Once the patient has agreed to enter into a discussion about weight management, the aim is to discuss in a collaborative manner the health benefits of lifestyle change and weight loss as well as different management options.

Once the patient has agreed to enter into a discussion about weight management, the aim is to discuss in a collaborative manner the health benefits of lifestyle change and weight loss as well as different management options. However, before advising patients, it is essential to first establish their level of understanding regarding weight management and the type of information they would like to discuss and explore.

Weight Management Education

As an example, losing 5-10% of body weight can be effective in reducing symptoms and improving function in people with knee osteoarthritis. The importance of communicating this evidence accurately and sensitively has been highlighted (“For some people with knee osteoarthritis, losing 5-10% of body weight can help reduce their pain and improve symptoms”) with weight loss presented in a menu of conservative treatment options which the patient can choose to engage with or not. If a patient experiences multiple comorbidities you can extrapolate the benefits of weight loss to these other conditions. For example, “as well as being potentially beneficial for your knee pain, weight loss of 5% or more is associated with improved prevention, delayed progression or improved control of type 2 diabetes as well as improvements in kidney disease, sleep apnoea, gastro-oesophageal reflex, urinary incontinence and mental health.”

Weight Management – Topics to Discuss

  • Diet, exercise and broader interventions addressing sleep, mood and thoughts and habits around food all can be effective for weight loss – and are more effective when combined.
  • Weight loss is difficult, but there are many things that improve the chances of someone losing weight and maintaining weight such as having a support person, working with a health professional as well as goal setting and self monitoring progress towards that goal.3
  • Physical activity and exercise, as an adjunct to any weight loss intervention, have benefits for energy expenditure, mood, confidence, healthy lifestyle habits, body image as well as maintaining lean muscle mass, which otherwise would be lost in proportion to loss of fat mass.
  • Individual studies have found benefits from a range of different diets including low-fat, low-carbohydrate, vegetarian, Mediterranean, Dash, CSIRO diets but the collective literature indicates that no single diet is best for weight loss (these will be discussed in detail in week 5).
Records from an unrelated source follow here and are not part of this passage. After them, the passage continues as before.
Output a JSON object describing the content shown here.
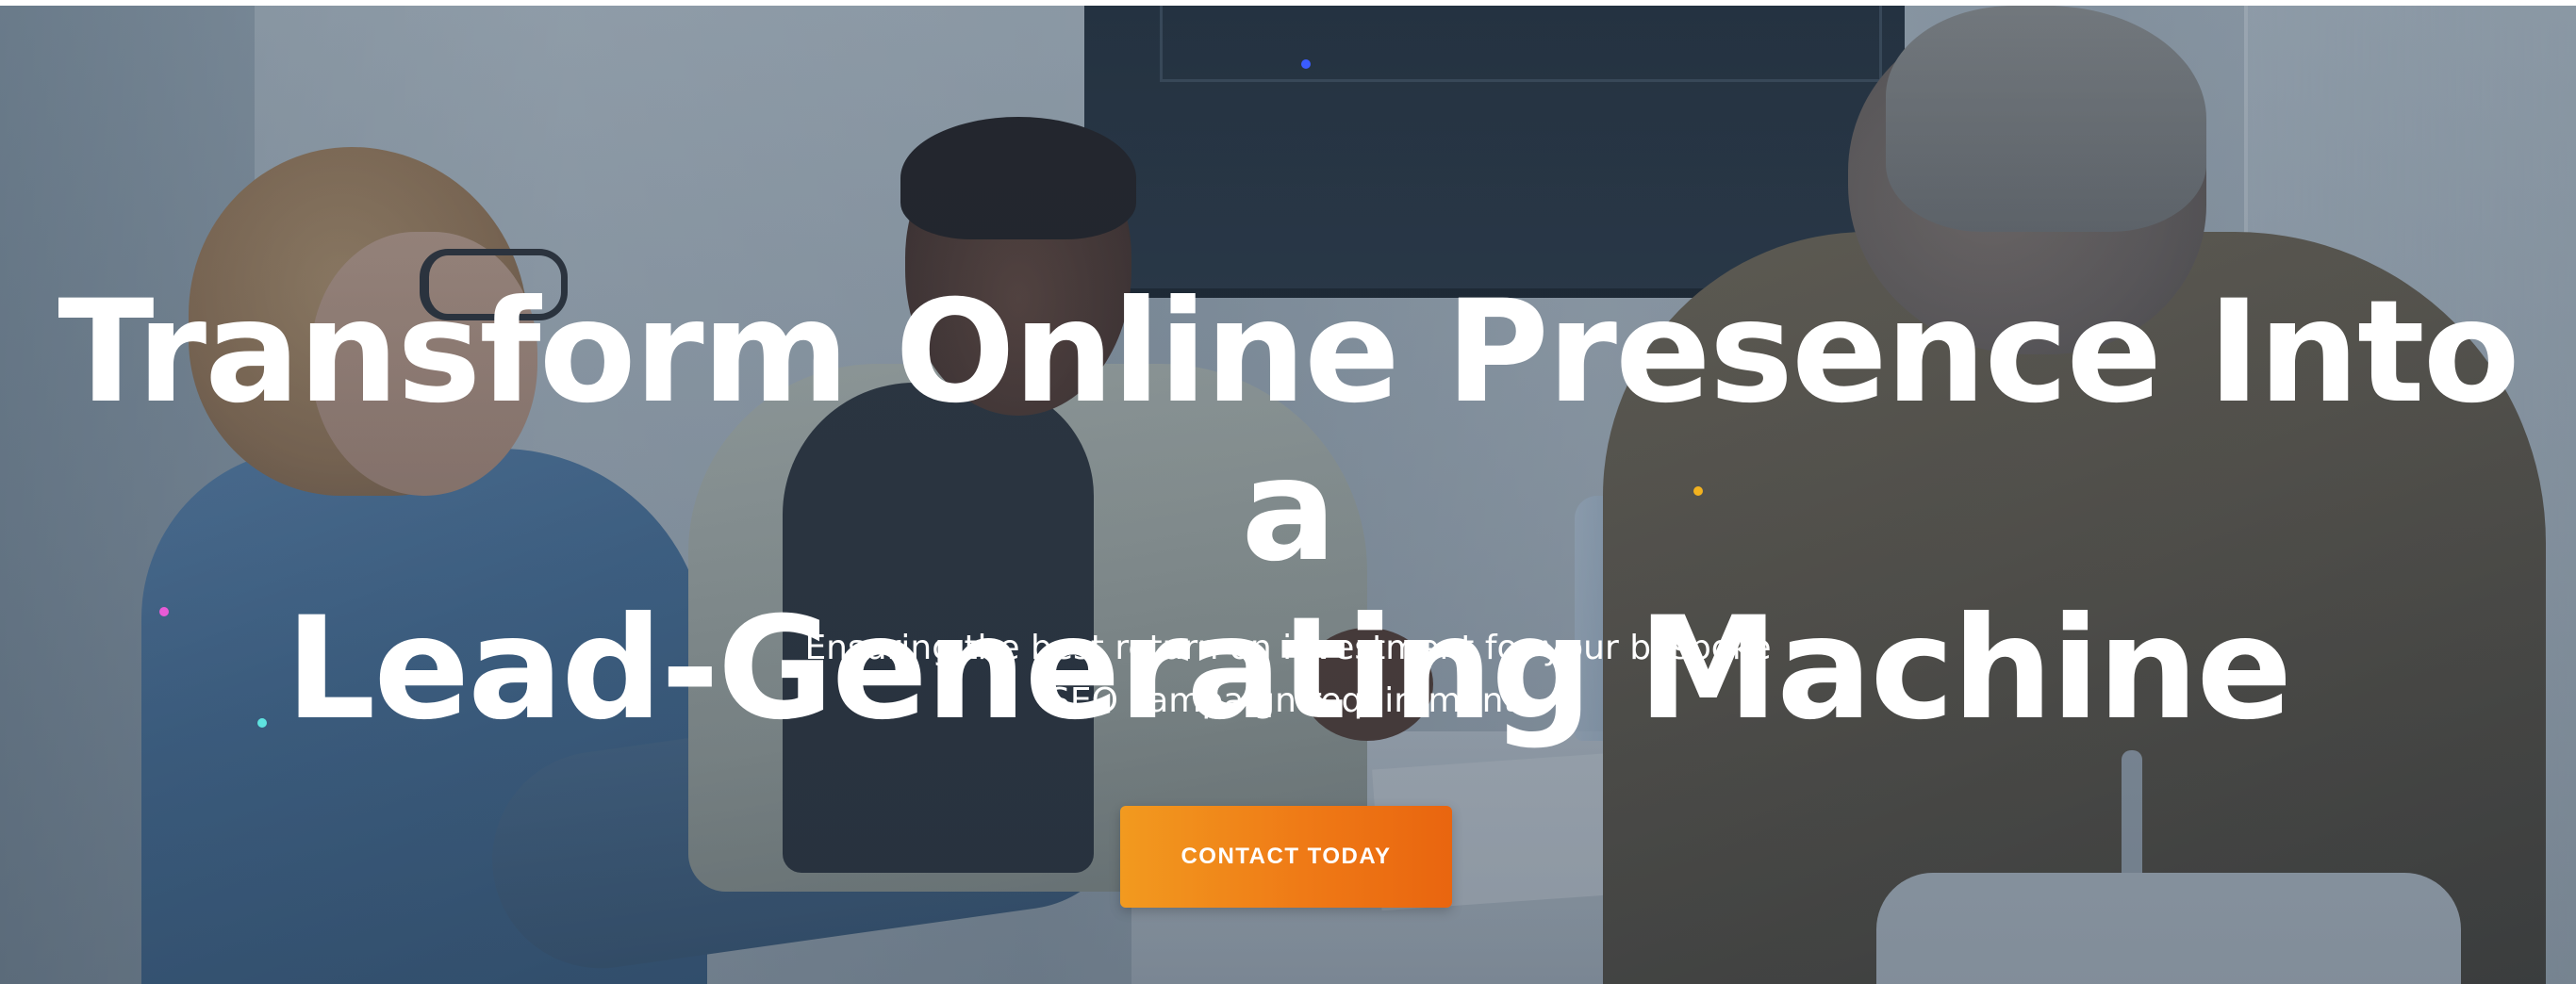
{
  "hero": {
    "headline_line1": "Transform Online Presence Into a",
    "headline_line2": "Lead-Generating Machine",
    "subtitle_line1": "Ensuring the best return on investment for your bespoke",
    "subtitle_line2": "SEO campaign requirement.",
    "cta_label": "CONTACT TODAY"
  },
  "colors": {
    "cta_gradient_start": "#f29a1f",
    "cta_gradient_end": "#e9650f",
    "headline_text": "#ffffff",
    "overlay_tint": "#30465c"
  },
  "decorative_dots": [
    {
      "name": "blue-dot",
      "color": "#3a5cff"
    },
    {
      "name": "red-dot",
      "color": "#ff3b3b"
    },
    {
      "name": "gold-dot",
      "color": "#f2b21f"
    },
    {
      "name": "pink-dot",
      "color": "#e85bd6"
    },
    {
      "name": "cyan-dot",
      "color": "#5fe3e0"
    }
  ]
}
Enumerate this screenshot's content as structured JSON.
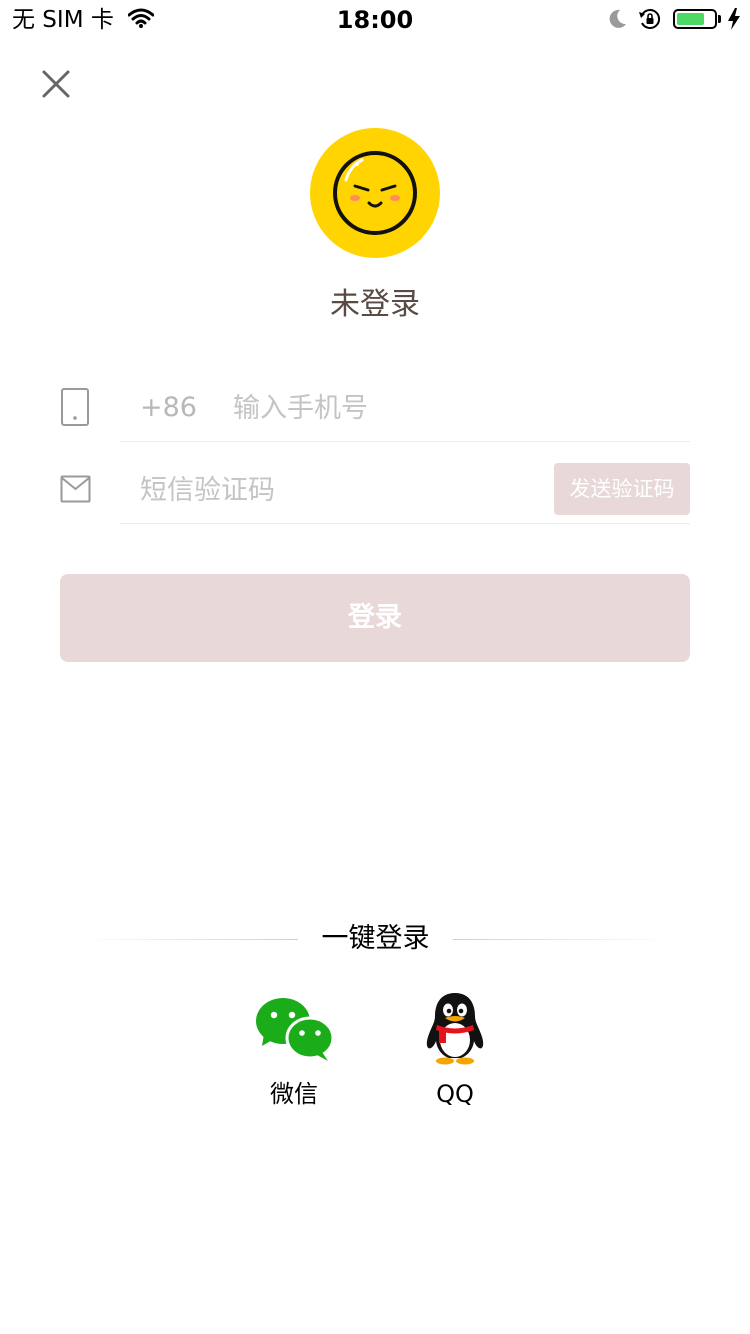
{
  "status_bar": {
    "carrier": "无 SIM 卡",
    "time": "18:00",
    "battery_level": 0.75,
    "icons": [
      "wifi-icon",
      "moon-icon",
      "orientation-lock-icon",
      "battery-icon",
      "charging-bolt-icon"
    ]
  },
  "header": {
    "close_icon": "close-icon"
  },
  "profile": {
    "status_text": "未登录",
    "avatar_icon": "smiley-avatar-icon",
    "avatar_color": "#ffd400"
  },
  "form": {
    "phone": {
      "icon": "phone-icon",
      "country_code": "+86",
      "placeholder": "输入手机号",
      "value": ""
    },
    "code": {
      "icon": "envelope-icon",
      "placeholder": "短信验证码",
      "value": "",
      "send_label": "发送验证码"
    },
    "login_label": "登录",
    "button_color": "#e8d8d8"
  },
  "quick_login": {
    "title": "一键登录",
    "providers": [
      {
        "label": "微信",
        "icon": "wechat-icon",
        "color": "#1aad19"
      },
      {
        "label": "QQ",
        "icon": "qq-penguin-icon",
        "color": "#000000"
      }
    ]
  }
}
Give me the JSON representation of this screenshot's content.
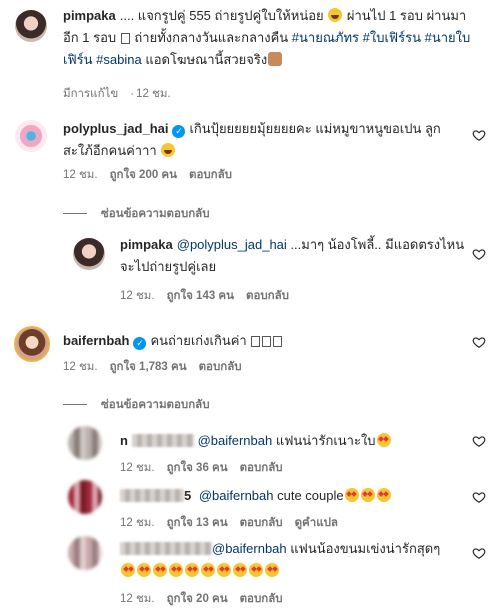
{
  "comments": [
    {
      "username": "pimpaka",
      "text_1": ".... แจกรูปคู่ 555 ถ่ายรูปคู่ใบให้หน่อย ",
      "text_2": " ผ่านไป 1 รอบ ผ่านมา อีก 1 รอบ ",
      "text_3": " ถ่ายทั้งกลางวันและกลางคืน ",
      "tags": [
        "#นายณภัทร",
        "#ใบเฟิร์รน",
        "#นายใบเฟิร์น",
        "#sabina"
      ],
      "text_4": " แอดโฆษณานี้สวยจริง",
      "meta": {
        "edited": "มีการแก้ไข",
        "time": "12 ชม."
      }
    },
    {
      "username": "polyplus_jad_hai",
      "verified": true,
      "text": "เกินปุ้ยยยยยมุ้ยยยยคะ แม่หมูขาหนูขอเปน ลูกสะใภ้อีกคนค่าาา ",
      "meta": {
        "time": "12 ชม.",
        "likes": "ถูกใจ 200 คน",
        "reply": "ตอบกลับ"
      },
      "replies_toggle": "ซ่อนข้อความตอบกลับ",
      "replies": [
        {
          "username": "pimpaka",
          "mention": "@polyplus_jad_hai",
          "text": " ...มาๆ น้องโพลี้.. มีแอดตรงไหนจะไปถ่ายรูปคู่เลย",
          "meta": {
            "time": "12 ชม.",
            "likes": "ถูกใจ 143 คน",
            "reply": "ตอบกลับ"
          }
        }
      ]
    },
    {
      "username": "baifernbah",
      "verified": true,
      "text": "คนถ่ายเก่งเกินค่า ",
      "meta": {
        "time": "12 ชม.",
        "likes": "ถูกใจ 1,783 คน",
        "reply": "ตอบกลับ"
      },
      "replies_toggle": "ซ่อนข้อความตอบกลับ",
      "replies": [
        {
          "username_visible": "n",
          "mention": "@baifernbah",
          "text": " แฟนน่ารักเนาะใบ",
          "meta": {
            "time": "12 ชม.",
            "likes": "ถูกใจ 36 คน",
            "reply": "ตอบกลับ"
          }
        },
        {
          "username_visible": "5",
          "mention": "@baifernbah",
          "text": " cute couple",
          "meta": {
            "time": "12 ชม.",
            "likes": "ถูกใจ 13 คน",
            "reply": "ตอบกลับ",
            "translate": "ดูคำแปล"
          }
        },
        {
          "mention": "@baifernbah",
          "text": " แฟนน้องขนมเข่งน่ารักสุดๆ",
          "meta": {
            "time": "12 ชม.",
            "likes": "ถูกใจ 20 คน",
            "reply": "ตอบกลับ"
          }
        }
      ]
    }
  ],
  "colors": {
    "mention": "#00376b",
    "verified": "#0095f6",
    "meta": "#737373"
  },
  "icons": {
    "like": "heart-outline-icon",
    "verified": "verified-badge-icon"
  }
}
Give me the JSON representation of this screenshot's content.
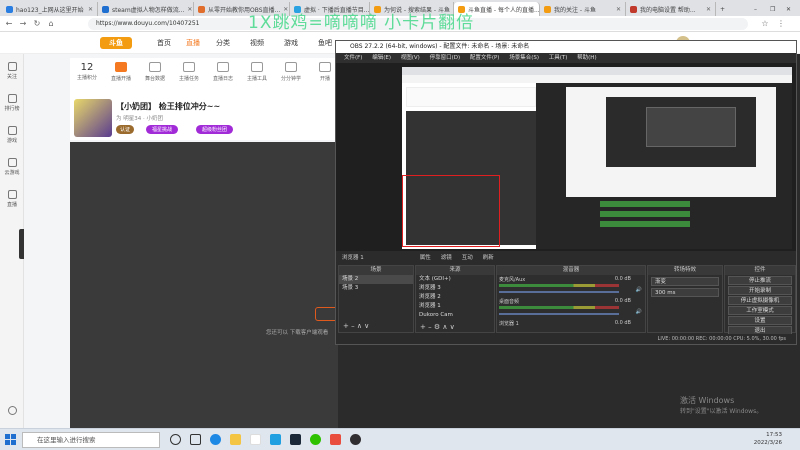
{
  "browser": {
    "tabs": [
      {
        "label": "hao123_上网从这里开始"
      },
      {
        "label": "steam虚拟人物怎样做流..."
      },
      {
        "label": "从零开始教你用OBS直播..."
      },
      {
        "label": "虚拟 · 下播后直播节目..."
      },
      {
        "label": "为何说 - 搜索结果 - 斗鱼"
      },
      {
        "label": "斗鱼直播 - 每个人的直播..."
      },
      {
        "label": "我的关注 - 斗鱼"
      },
      {
        "label": "我的电脑设置 帮助..."
      }
    ],
    "url": "https://www.douyu.com/10407251"
  },
  "banner_text": "1X跳鸡=嘀嘀嘀 小卡片翻倍",
  "douyu": {
    "nav": [
      "首页",
      "直播",
      "分类",
      "视频",
      "游戏",
      "鱼吧"
    ],
    "sidebar": [
      "关注",
      "排行榜",
      "游戏",
      "云游戏",
      "直播"
    ],
    "stats": [
      {
        "label": "主播积分",
        "value": "12"
      },
      {
        "label": "直播开播",
        "value": "5"
      },
      {
        "label": "舞台数据",
        "value": ""
      },
      {
        "label": "主播任务",
        "value": ""
      },
      {
        "label": "直播日志",
        "value": ""
      },
      {
        "label": "主播工具",
        "value": ""
      },
      {
        "label": "分分钟学",
        "value": ""
      },
      {
        "label": "开播",
        "value": ""
      }
    ],
    "room_title": "【小奶团】 检王排位冲分~~",
    "room_meta": "为 明星34  · 小奶团",
    "room_tags": [
      "认证",
      "福星挑战",
      "超级粉丝团"
    ],
    "video_notice": "您还可以 下载客户端观看"
  },
  "obs": {
    "title": "OBS 27.2.2 (64-bit, windows) - 配置文件: 未命名 - 场景: 未命名",
    "menu": [
      "文件(F)",
      "编辑(E)",
      "视图(V)",
      "停靠窗口(D)",
      "配置文件(P)",
      "场景集合(S)",
      "工具(T)",
      "帮助(H)"
    ],
    "controls": [
      "浏览器 1",
      "属性",
      "滤镜",
      "互动",
      "刷新"
    ],
    "scenes_title": "场景",
    "scenes": [
      "场景 2",
      "场景 3"
    ],
    "sources_title": "来源",
    "sources": [
      "文本 (GDI+)",
      "浏览器 3",
      "浏览器 2",
      "浏览器 1",
      "Dukoro Cam",
      "视频采集设备"
    ],
    "mixer_title": "混音器",
    "mixer": [
      {
        "name": "麦克风/Aux",
        "level": "0.0 dB"
      },
      {
        "name": "桌面音频",
        "level": "0.0 dB"
      },
      {
        "name": "浏览器 1",
        "level": "0.0 dB"
      }
    ],
    "transitions_title": "转场特效",
    "transition_value": "渐变",
    "duration": "300 ms",
    "controls_title": "控件",
    "control_buttons": [
      "停止推流",
      "开始录制",
      "停止虚拟摄像机",
      "工作室模式",
      "设置",
      "退出"
    ],
    "status": "LIVE: 00:00:00   REC: 00:00:00   CPU: 5.0%, 30.00 fps"
  },
  "activate": {
    "line1": "激活 Windows",
    "line2": "转到\"设置\"以激活 Windows。"
  },
  "taskbar": {
    "search": "在这里输入进行搜索",
    "time": "17:53",
    "date": "2022/3/26"
  }
}
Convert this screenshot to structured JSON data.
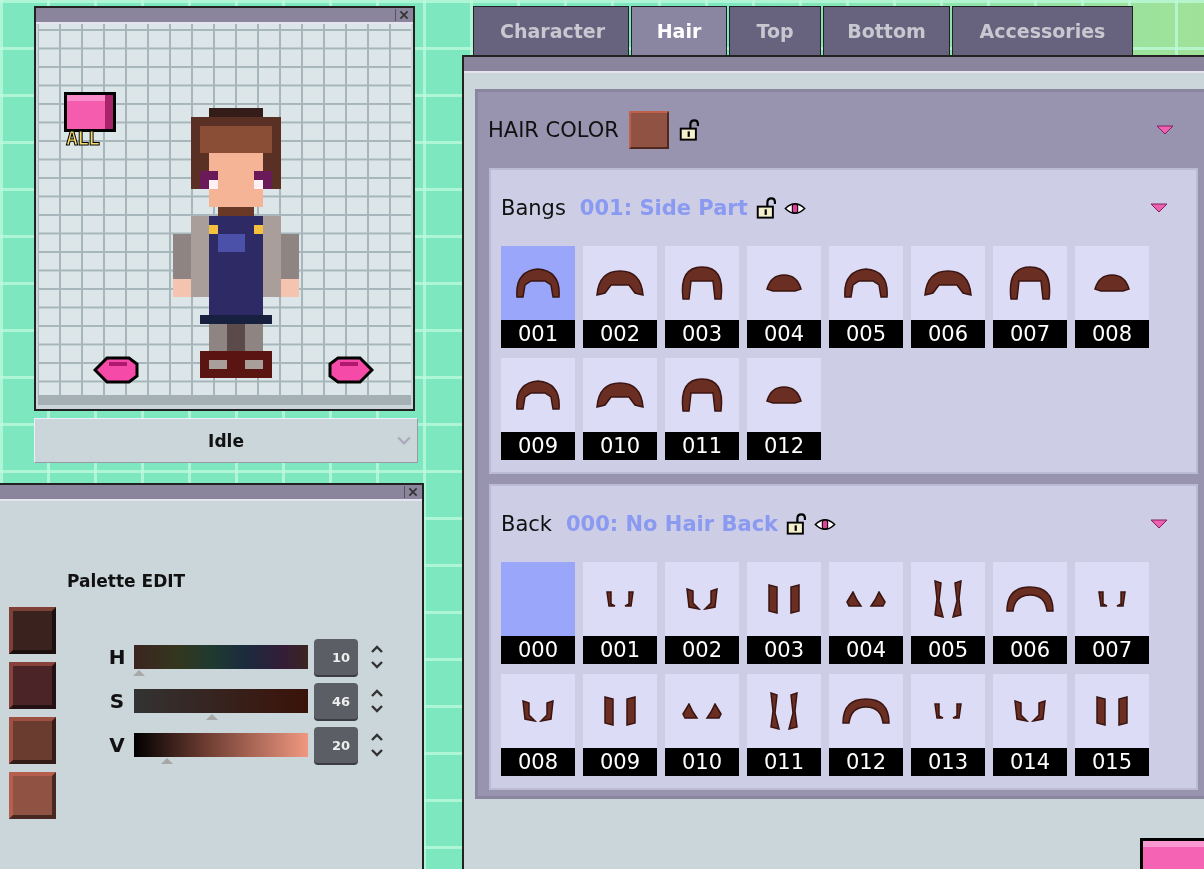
{
  "preview": {
    "badge": "ALL",
    "animation": "Idle"
  },
  "palette": {
    "title": "Palette EDIT",
    "swatches": [
      {
        "color": "#3a221f"
      },
      {
        "color": "#4a2427"
      },
      {
        "color": "#6a3b2f"
      },
      {
        "color": "#8f5243"
      }
    ],
    "sliders": [
      {
        "label": "H",
        "level": 0.03,
        "value": "10"
      },
      {
        "label": "S",
        "level": 0.45,
        "value": "46"
      },
      {
        "label": "V",
        "level": 0.19,
        "value": "20"
      }
    ]
  },
  "tabs": [
    {
      "label": "Character",
      "selected": false
    },
    {
      "label": "Hair",
      "selected": true
    },
    {
      "label": "Top",
      "selected": false
    },
    {
      "label": "Bottom",
      "selected": false
    },
    {
      "label": "Accessories",
      "selected": false
    }
  ],
  "hair_color": {
    "label": "HAIR COLOR",
    "color": "#8f5243",
    "locked": false
  },
  "sections": [
    {
      "label": "Bangs",
      "current": "001: Side Part",
      "locked": false,
      "items": [
        {
          "number": "001",
          "selected": true
        },
        {
          "number": "002",
          "selected": false
        },
        {
          "number": "003",
          "selected": false
        },
        {
          "number": "004",
          "selected": false
        },
        {
          "number": "005",
          "selected": false
        },
        {
          "number": "006",
          "selected": false
        },
        {
          "number": "007",
          "selected": false
        },
        {
          "number": "008",
          "selected": false
        },
        {
          "number": "009",
          "selected": false
        },
        {
          "number": "010",
          "selected": false
        },
        {
          "number": "011",
          "selected": false
        },
        {
          "number": "012",
          "selected": false
        }
      ]
    },
    {
      "label": "Back",
      "current": "000: No Hair Back",
      "locked": false,
      "items": [
        {
          "number": "000",
          "selected": true
        },
        {
          "number": "001",
          "selected": false
        },
        {
          "number": "002",
          "selected": false
        },
        {
          "number": "003",
          "selected": false
        },
        {
          "number": "004",
          "selected": false
        },
        {
          "number": "005",
          "selected": false
        },
        {
          "number": "006",
          "selected": false
        },
        {
          "number": "007",
          "selected": false
        },
        {
          "number": "008",
          "selected": false
        },
        {
          "number": "009",
          "selected": false
        },
        {
          "number": "010",
          "selected": false
        },
        {
          "number": "011",
          "selected": false
        },
        {
          "number": "012",
          "selected": false
        },
        {
          "number": "013",
          "selected": false
        },
        {
          "number": "014",
          "selected": false
        },
        {
          "number": "015",
          "selected": false
        }
      ]
    }
  ]
}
Therefore, patients should be advised to select diets or to make gradual dietary modifications based on their specific needs and personal preferences to maximise confidence and long-term adherence.
  • Multi-disciplinary approaches are likely to be beneficial for complex patients. These options should be discussed including exploring patients’ attitudes and experiences and understanding of other disciplines and approaches, including group programs in the community.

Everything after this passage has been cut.